Deutschlands Marktanteil sei so gewachsen, wie der Anteil der Partnerländer zurückgegangen sei. 1995 hätten die Lohnstückkosten in Deutschland noch über denen in Frankreich, Italien und Spanien gelegen, inzwischen seien sie niedriger. Würden Frankreich, Italien und Spanien im gleichen Maßen ihre Lohnstückkosten drücken, würde das die schwache Konjunktur im Euroraum endgültig abwürgen. Unkooperativ sei dies zudem, weil das, was Deutschland an Marktanteilen gewinne, weniger als die Summe dessen sei, was der Rest der Währungsunion verliere. Damit die gesamte Währungszone gewinne, sollte Deutschland seine Politik im Rahmen einer EU-Wirtschaftsregierung mit den Partnern absprechen.

Runter mit den Arbeitskosten

Andererseits prüft Frankreich in diesen Tagen selber, eine "soziale Mehrwertsteuer" ( TVA sociale) einzuführen und über die Mehreinnahmen die Arbeitskosten zu senken. Dagegen spricht, dass der Mehrwertsteuersatz schon über dem deutschen bei 19,6 Prozent liegt. Regelmäßig misst sich die französische Exportwirtschaft zudem an der deutschen Konkurrenz und versucht, sie nachzuahmen.

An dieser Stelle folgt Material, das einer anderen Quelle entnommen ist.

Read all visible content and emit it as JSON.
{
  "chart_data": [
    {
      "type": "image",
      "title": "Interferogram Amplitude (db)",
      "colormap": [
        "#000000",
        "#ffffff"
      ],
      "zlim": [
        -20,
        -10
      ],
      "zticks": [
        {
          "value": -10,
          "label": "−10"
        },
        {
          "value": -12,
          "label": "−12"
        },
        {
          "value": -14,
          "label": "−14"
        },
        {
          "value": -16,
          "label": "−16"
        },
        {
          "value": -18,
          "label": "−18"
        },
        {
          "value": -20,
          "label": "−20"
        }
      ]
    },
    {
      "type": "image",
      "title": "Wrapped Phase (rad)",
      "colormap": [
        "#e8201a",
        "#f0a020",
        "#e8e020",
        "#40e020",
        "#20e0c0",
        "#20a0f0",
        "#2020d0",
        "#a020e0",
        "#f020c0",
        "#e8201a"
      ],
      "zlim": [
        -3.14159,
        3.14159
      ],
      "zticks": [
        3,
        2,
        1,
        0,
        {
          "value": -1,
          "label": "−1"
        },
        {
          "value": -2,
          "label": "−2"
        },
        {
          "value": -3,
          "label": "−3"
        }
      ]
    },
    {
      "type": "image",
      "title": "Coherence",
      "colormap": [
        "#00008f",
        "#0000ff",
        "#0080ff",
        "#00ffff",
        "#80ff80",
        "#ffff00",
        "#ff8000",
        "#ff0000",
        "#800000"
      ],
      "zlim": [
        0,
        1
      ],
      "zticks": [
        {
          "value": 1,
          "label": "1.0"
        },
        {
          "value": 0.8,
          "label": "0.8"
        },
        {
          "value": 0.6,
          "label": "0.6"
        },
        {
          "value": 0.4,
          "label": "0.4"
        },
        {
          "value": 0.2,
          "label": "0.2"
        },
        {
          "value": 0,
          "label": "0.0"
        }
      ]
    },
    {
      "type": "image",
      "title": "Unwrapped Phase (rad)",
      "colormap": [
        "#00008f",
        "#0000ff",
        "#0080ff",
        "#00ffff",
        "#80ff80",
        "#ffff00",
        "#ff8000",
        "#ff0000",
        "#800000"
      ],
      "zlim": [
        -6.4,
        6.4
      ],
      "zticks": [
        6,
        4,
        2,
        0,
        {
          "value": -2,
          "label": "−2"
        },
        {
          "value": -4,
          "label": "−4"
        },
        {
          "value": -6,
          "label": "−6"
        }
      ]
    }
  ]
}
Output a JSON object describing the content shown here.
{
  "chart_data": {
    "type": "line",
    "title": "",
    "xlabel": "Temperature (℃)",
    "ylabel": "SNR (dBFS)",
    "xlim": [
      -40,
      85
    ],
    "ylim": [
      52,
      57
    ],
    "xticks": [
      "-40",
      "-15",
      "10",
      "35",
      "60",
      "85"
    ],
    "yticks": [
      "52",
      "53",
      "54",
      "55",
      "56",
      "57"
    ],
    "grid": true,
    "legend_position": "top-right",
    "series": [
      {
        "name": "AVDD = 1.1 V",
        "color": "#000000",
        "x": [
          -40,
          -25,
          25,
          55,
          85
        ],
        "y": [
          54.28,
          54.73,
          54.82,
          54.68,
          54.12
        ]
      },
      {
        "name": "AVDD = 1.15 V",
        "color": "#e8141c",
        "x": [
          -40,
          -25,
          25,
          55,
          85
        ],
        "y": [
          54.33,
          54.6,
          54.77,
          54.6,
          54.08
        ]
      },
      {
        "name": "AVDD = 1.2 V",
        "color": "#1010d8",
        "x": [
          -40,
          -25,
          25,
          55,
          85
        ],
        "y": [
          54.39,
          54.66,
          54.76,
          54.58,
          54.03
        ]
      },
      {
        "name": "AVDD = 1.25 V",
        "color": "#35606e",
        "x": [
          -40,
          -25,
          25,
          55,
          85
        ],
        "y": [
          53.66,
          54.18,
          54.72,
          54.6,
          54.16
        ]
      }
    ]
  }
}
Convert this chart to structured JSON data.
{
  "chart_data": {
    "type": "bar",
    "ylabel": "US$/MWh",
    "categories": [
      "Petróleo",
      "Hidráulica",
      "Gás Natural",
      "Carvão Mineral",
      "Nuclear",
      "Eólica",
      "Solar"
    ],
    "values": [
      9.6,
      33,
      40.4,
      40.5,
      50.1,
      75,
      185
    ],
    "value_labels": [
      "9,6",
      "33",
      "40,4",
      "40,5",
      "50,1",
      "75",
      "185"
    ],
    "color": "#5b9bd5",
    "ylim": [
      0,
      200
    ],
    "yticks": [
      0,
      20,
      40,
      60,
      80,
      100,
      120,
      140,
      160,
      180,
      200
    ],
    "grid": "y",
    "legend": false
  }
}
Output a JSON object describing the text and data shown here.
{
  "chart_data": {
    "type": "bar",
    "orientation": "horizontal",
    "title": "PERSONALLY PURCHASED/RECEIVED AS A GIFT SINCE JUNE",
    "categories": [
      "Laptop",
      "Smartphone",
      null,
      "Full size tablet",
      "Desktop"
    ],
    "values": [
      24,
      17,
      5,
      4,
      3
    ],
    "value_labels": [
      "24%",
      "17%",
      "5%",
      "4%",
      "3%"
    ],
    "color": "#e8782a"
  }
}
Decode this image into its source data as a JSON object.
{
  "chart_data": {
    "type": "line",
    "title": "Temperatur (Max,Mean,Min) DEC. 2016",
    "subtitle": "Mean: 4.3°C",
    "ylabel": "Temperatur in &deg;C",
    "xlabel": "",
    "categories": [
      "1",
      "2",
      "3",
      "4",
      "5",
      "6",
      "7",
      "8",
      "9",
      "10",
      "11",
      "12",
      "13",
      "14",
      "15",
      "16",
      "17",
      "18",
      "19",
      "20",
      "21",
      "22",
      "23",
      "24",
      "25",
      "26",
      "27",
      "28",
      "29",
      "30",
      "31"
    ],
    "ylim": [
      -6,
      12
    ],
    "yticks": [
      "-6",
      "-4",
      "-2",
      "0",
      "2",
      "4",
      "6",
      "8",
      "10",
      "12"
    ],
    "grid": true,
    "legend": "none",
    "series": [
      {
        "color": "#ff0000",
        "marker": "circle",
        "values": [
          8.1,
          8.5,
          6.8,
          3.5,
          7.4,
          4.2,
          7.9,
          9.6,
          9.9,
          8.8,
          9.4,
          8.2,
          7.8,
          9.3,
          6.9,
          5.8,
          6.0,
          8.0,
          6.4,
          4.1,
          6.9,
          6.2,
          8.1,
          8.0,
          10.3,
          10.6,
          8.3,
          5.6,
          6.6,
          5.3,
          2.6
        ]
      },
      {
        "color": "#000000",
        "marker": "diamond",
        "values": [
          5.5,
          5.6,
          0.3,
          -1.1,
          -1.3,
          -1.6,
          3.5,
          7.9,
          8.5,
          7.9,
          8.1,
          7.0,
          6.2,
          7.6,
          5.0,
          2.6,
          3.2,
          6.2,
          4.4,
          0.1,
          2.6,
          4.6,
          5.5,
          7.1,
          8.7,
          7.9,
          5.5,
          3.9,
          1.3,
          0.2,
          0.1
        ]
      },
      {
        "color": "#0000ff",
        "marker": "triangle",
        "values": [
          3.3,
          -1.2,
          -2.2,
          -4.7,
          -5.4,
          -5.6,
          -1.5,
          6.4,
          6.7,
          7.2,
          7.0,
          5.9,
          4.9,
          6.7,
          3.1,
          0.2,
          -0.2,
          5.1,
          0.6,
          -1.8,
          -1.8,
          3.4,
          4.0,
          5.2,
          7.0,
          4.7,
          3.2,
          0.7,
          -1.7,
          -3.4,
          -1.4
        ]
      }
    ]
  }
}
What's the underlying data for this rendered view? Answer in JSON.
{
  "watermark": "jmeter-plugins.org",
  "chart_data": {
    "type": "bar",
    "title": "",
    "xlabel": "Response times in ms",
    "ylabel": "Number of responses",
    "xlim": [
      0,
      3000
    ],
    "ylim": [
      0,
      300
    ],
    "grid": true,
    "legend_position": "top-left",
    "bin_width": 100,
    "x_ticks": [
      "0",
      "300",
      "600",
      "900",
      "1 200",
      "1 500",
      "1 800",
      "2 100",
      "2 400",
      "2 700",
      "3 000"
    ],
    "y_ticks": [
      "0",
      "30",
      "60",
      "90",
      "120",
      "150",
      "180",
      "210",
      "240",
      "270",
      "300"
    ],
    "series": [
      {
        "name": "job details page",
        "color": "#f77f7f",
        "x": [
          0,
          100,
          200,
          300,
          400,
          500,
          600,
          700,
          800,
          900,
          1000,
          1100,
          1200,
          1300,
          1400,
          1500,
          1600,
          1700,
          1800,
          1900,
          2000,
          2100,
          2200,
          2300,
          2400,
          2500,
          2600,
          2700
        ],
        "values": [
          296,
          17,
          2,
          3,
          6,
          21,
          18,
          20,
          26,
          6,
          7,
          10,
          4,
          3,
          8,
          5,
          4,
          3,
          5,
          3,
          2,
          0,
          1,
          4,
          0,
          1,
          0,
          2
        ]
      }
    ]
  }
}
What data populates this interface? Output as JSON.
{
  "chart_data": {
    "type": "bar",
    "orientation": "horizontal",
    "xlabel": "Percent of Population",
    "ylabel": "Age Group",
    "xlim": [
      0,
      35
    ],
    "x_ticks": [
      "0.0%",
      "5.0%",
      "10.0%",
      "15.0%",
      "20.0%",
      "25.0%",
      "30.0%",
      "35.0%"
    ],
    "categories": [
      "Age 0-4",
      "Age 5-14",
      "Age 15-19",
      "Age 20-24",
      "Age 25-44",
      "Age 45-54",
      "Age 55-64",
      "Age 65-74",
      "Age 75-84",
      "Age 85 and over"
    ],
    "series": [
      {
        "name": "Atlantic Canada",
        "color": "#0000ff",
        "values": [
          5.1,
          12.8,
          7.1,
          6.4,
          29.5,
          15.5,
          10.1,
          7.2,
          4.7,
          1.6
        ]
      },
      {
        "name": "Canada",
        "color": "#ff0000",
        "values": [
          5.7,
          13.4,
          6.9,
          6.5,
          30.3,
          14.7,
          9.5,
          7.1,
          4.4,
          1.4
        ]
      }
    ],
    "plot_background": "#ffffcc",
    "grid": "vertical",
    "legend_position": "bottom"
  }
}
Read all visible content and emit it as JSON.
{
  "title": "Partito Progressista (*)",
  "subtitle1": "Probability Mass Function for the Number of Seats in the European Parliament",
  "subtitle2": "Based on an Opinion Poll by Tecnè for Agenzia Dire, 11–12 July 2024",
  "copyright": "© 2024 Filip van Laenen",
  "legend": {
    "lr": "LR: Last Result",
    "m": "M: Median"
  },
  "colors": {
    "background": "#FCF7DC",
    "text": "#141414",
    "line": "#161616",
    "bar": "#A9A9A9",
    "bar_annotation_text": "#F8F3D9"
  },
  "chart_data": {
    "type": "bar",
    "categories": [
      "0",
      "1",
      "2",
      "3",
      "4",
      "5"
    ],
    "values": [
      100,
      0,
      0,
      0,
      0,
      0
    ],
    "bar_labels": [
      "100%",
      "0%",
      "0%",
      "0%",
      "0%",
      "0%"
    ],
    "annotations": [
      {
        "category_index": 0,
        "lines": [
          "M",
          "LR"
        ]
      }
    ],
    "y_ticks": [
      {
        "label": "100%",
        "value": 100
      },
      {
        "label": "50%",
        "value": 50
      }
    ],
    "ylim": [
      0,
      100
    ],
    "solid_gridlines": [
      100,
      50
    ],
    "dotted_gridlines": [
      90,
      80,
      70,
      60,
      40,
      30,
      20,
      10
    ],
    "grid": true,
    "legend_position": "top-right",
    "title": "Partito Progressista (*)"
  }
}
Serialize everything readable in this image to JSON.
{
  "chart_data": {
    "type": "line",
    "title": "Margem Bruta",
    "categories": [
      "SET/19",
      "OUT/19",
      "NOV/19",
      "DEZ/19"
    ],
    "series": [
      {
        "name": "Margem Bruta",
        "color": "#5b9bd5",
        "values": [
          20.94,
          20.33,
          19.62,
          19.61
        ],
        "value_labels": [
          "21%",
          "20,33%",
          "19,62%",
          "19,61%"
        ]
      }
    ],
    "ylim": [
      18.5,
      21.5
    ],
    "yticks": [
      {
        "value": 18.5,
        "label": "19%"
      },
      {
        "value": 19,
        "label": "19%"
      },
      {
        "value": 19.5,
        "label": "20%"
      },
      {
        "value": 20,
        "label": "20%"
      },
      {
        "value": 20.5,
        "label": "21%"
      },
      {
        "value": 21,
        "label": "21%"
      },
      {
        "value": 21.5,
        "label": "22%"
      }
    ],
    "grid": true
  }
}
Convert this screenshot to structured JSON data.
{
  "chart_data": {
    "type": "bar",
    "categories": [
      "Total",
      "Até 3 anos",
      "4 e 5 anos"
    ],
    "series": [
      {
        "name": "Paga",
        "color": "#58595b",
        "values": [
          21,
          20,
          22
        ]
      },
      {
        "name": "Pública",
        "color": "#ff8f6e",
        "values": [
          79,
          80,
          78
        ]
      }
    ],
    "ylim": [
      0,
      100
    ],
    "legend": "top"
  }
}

Andere Ökonomen sehen Deutschland ohnehin eher als Vorbild. Patrick Artus zum Beispiel rät Deutschland, sich nicht von seinem Exportmodell abbringen zu lassen. Allerdings meint er, die Unternehmen sollten in größerem Umfang Produktivitätsgewinne an ihre Mitarbeiter weitergeben als es in der Vergangenheit der Fall war. Dadurch könnte Deutschland sein Wachstumsmodell so zugunsten des Konsums anpassen. Er hält dies für nötig, falls der Welthandel sich dauerhaft abschwächen sollte. Bis zur Krise habe Deutschland mehr durch den Export gewonnen, als es durch den Binnenkonsum verloren habe.

Nun könnte der Konsum die zu erwartenden Wachstumseinbußen aufgrund des schwächeren Welthandels ausgleichen. Den Wettbewerbsvorteil, den Deutschland mit seiner Lohnpolitik gegenüber anderen EU-Ländern erlangt habe, brauche das Land heute nicht mehr. Es habe ihn bereits.

Einfach "erbärmlich"

Er ist sich mit dem Großteil der am Montag befragten französischen Ökonomen einig, dass Frankreich Deutschland keine Lektionen zu erteilen habe. "Es ist schon merkwürdig, ein Land zu kritisieren, das seit zehn Jahren enorme Reformen in Gang gesetzt hat und das aufgrund dieser Reformen sich nun vergleichsweise gut schlägt", sagte Marc Touati, Chefökonom von Global Equities.

Am härtesten ging Marc Fiorentino, Leiter des Finanzhauses Euroland Finance, mit Lagarde ins Gericht. Es sei "erbärmlich", sagte er im Radio, "dass ein Land, dass nicht den Mut aufbringt, selber Reformen durchzuführen, einem Partnerland vorwirft, seine Hausaufgaben gemacht zu haben". Frankreich fordere Deutschland im Prinzip auf, seine Standards nach unten zu korrigieren, damit Paris weniger eifersüchtig zu sein braucht.